Descriptive tags are twofold. Sometimes, they are used to indicate sounds that appear in the audio on top of the spoken words.

In this case, they help to give context to editors especially in reading the mood. The sounds may be made by the speakers themselves, objects, animals, other individuals etc.

Examples include; laughter, breaking objects, and birds chirping.

In other instances, tags serve as short remarks that indicate an issue in the submitted work that a transcriber is unable to workaround on their own. 

CastingWords has a uniform way of capturing these tags. Use [SP] to indicate a word whose spelling you have failed to find. You shouldn’t rush to use this tag though.

Your first instinct should be to try to find out the right spelling through means like dictionaries. You’re likely to score very low marks in the test if you adopt the tag for a word you would have otherwise found.

Use [xx] to indicate instances when a speaker becomes inaudible or cases where you are not sure about the words being used.

Again, you should try as much as possible to understand the word (s) in question first before you use this tag. [xx] can be used to replace one word or an entire sentence.

Punctuations should be adopted in these cases just like it would have been if the real words were used.

Use [?] before a word or sentence that you have transcribed but are not certain about it. Tags should always be written in lowercase and enclosed in square brackets.

Use [crosstalk] to indicate a time in the audio that involved speakers speak at the same time.

e) American English

CastingWords is an American-based company. As such, the test should be written in this style. There are not very many distinctions between American English (AE) and British English.

Usually, the only difference concerns spellings Applicants who can’t tell the difference should always run their work through apps set in the language upon completion but before submission.

Examples of words that carry different spellings are “OK” (AE for “okay”), “behavior” (AE for behaviour”) and “all right” (AE for alright).

f) Others

If the audio contains numbers from zero up to nine, they should be written in words.
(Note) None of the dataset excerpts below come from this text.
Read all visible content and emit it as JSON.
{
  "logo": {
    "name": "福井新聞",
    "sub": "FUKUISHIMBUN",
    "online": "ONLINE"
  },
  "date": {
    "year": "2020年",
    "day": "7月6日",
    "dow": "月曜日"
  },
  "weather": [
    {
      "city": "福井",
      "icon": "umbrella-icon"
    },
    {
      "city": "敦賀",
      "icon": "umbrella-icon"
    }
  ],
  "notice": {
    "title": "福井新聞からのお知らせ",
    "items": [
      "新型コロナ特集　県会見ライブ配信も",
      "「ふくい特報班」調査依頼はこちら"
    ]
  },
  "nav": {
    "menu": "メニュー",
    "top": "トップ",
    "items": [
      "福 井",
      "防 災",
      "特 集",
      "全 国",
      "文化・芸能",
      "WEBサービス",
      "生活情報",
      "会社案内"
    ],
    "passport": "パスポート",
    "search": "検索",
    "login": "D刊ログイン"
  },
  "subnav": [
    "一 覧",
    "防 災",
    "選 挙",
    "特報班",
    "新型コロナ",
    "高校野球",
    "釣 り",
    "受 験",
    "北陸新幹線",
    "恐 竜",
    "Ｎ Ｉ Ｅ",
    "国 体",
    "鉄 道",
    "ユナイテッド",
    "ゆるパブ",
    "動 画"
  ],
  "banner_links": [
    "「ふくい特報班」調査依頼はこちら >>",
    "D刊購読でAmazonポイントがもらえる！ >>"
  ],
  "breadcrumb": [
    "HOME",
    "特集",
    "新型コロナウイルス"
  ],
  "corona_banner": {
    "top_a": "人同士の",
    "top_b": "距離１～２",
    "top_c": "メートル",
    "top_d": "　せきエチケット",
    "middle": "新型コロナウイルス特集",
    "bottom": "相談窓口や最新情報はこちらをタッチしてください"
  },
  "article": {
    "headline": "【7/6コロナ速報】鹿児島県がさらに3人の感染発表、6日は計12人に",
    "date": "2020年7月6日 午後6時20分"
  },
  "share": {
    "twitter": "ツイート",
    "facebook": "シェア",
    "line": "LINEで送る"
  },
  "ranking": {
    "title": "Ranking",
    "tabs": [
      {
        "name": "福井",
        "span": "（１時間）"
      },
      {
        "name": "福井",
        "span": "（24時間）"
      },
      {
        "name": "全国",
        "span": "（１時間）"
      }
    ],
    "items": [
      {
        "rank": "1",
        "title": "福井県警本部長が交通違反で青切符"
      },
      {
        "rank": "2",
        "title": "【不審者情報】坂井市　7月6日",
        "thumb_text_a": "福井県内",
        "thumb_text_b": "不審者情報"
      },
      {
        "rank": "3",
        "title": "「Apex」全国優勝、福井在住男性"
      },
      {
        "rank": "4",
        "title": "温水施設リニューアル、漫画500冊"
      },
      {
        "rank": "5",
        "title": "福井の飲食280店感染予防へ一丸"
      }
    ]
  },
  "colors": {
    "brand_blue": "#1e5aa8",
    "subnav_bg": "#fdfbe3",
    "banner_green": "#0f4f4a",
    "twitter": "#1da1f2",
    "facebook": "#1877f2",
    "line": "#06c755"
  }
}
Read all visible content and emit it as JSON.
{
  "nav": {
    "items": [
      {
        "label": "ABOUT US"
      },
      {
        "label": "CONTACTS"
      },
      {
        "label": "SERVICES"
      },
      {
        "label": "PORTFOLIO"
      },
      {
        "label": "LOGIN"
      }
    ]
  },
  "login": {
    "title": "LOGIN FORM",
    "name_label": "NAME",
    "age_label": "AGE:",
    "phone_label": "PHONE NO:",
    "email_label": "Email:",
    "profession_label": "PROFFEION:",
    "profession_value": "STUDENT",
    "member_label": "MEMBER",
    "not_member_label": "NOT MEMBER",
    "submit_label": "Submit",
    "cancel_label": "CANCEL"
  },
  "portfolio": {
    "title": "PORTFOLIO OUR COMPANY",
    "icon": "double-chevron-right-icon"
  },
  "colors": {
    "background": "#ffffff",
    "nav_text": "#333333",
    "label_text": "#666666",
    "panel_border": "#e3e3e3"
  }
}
Numbers starting from ten upwards, decimals, as well as negatives should be written numerically.

Once one opens an account, there is a sample script that they can use to compare with all the descriptions above.

Perusing through will help you to have an idea of how your final template should look like upon completion. This is especially so for people who are not good readers.

Punctuations applying to the test are those that are general used in English. A transcriber can you quotation marks for instance, if a speaker in the audio appears to quote words that are not originally their own.

Exclamation marks can also be used in the case of use of strong emotions.